Tonight I saw Wild, starring Reese Witherspoon and Laura Dern.
Everyone processes grief differently: some hide and retreat for the privacy; others weep every day until their tears run dry. Cheryl Strayed (Witherspoon) coped with the loss of her young mother (Dern) by having extramarital affairs and shooting heroin.
When those recreations weren't satisfying her anymore, she divorced her husband and hiked the Pacific Crest Trail from California to Oregon—completely alone. She wrote a book about her journey, which is what this film is based upon.
Of course, because she wasn't a nature enthusiast or even regular hiker, Strayed wasn't truly prepared for what was in store. She read guidebooks and bought fancy supplies at REI, but when she got to the trail, her bag was too heavy, she didn't know how to pitch a tent or use her stove properly and her shoes didn't fit. Admirably (or stupidly, depending on how you look at it), she pressed on.
She encountered everything from foxes to snakes along the trail, and with the exception of one pair of creepy men, several human beings who were nothing but kind. Watching this just may restore your confidence in humanity.
Witherspoon does a stellar job of making Strayed's pain seem authentic and her mistakes almost necessary. What judgmental folks who scoff at the path she took will overlook is that at the heart of everything, she was searching for an experience to expel the grief that she couldn't let go of in any normal scenario.

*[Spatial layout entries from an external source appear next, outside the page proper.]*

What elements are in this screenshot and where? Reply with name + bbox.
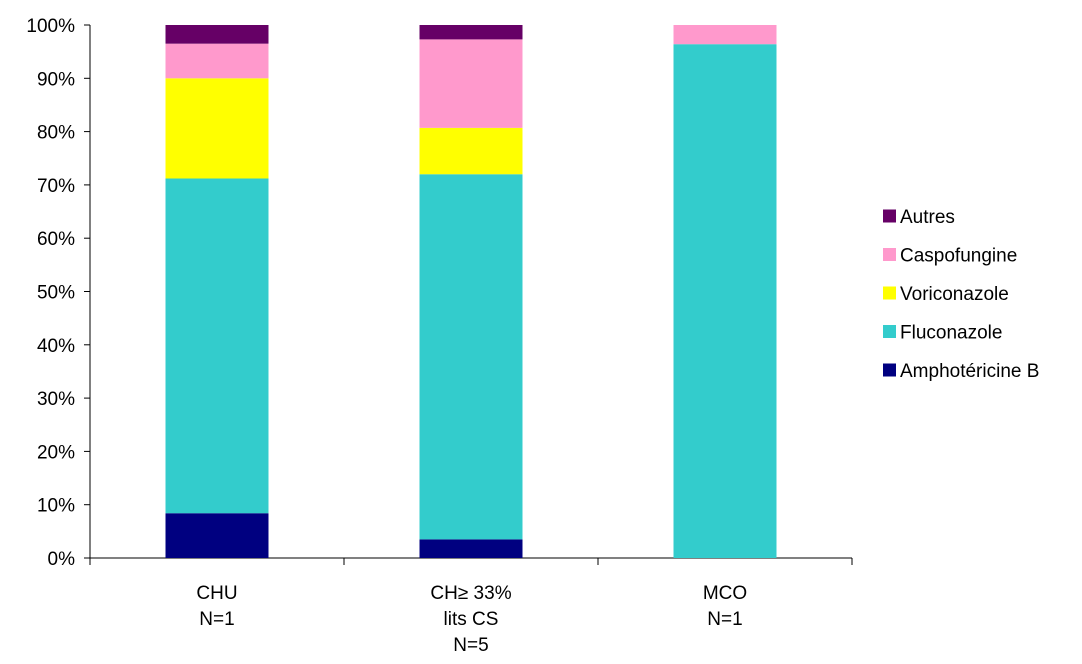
x-tick-label: CHU xyxy=(196,583,237,604)
bar-segment xyxy=(419,127,523,175)
bar-segment xyxy=(165,78,269,179)
x-tick-label: N=1 xyxy=(199,609,234,630)
x-tick-label: MCO xyxy=(703,583,747,604)
y-tick-label: 30% xyxy=(37,389,75,410)
bar-segment xyxy=(673,25,777,45)
bar-segment xyxy=(419,39,523,128)
y-axis: 0% 10% 20% 30% 40% 50% 60% 70% 80% 90% 100% xyxy=(26,16,91,570)
y-tick-label: 20% xyxy=(37,442,75,463)
y-tick-label: 90% xyxy=(37,69,75,90)
legend: Autres Caspofungine Voriconazole Fluconazol… xyxy=(883,207,1039,382)
bar-segment xyxy=(165,25,269,44)
legend-label: Autres xyxy=(900,207,955,228)
bar-segment xyxy=(165,513,269,558)
legend-swatch xyxy=(883,209,896,223)
legend-swatch xyxy=(883,325,896,338)
bar-segment xyxy=(419,25,523,40)
y-tick-label: 50% xyxy=(37,283,75,304)
bar-segment xyxy=(419,539,523,558)
legend-swatch xyxy=(883,286,896,300)
legend-label: Voriconazole xyxy=(900,284,1009,305)
bar-segment xyxy=(419,174,523,540)
y-tick-label: 0% xyxy=(48,549,76,570)
x-tick-label: CH≥ 33% xyxy=(430,583,511,604)
y-tick-label: 70% xyxy=(37,176,75,197)
x-tick-label: N=1 xyxy=(707,609,742,630)
legend-label: Fluconazole xyxy=(900,323,1002,344)
legend-label: Amphotéricine B xyxy=(900,361,1039,382)
bars xyxy=(165,25,777,559)
bar-segment xyxy=(165,178,269,514)
x-tick-label: lits CS xyxy=(444,609,499,630)
legend-label: Caspofungine xyxy=(900,246,1017,267)
legend-swatch xyxy=(883,248,896,261)
y-tick-label: 40% xyxy=(37,336,75,357)
bar-segment xyxy=(673,44,777,559)
y-tick-label: 100% xyxy=(26,16,75,37)
legend-swatch xyxy=(883,363,896,377)
x-axis: CHU N=1 CH≥ 33% lits CS N=5 MCO N=1 xyxy=(89,557,853,656)
y-tick-label: 80% xyxy=(37,123,75,144)
bar-segment xyxy=(165,43,269,79)
y-tick-label: 60% xyxy=(37,229,75,250)
y-tick-label: 10% xyxy=(37,496,75,517)
x-tick-label: N=5 xyxy=(453,635,488,656)
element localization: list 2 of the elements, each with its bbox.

I've never lost a parent, but I have lost love in life and it took me years to recover from it because I wasn't able to completely lose myself in that grief and step outside myself to process it.
Strayed gave herself a great gift by completing her trip and she gave us a great gift by sharing that journey. More than a story of pain, it's a meditation on healing.
We could all learn a thing or two from her courage.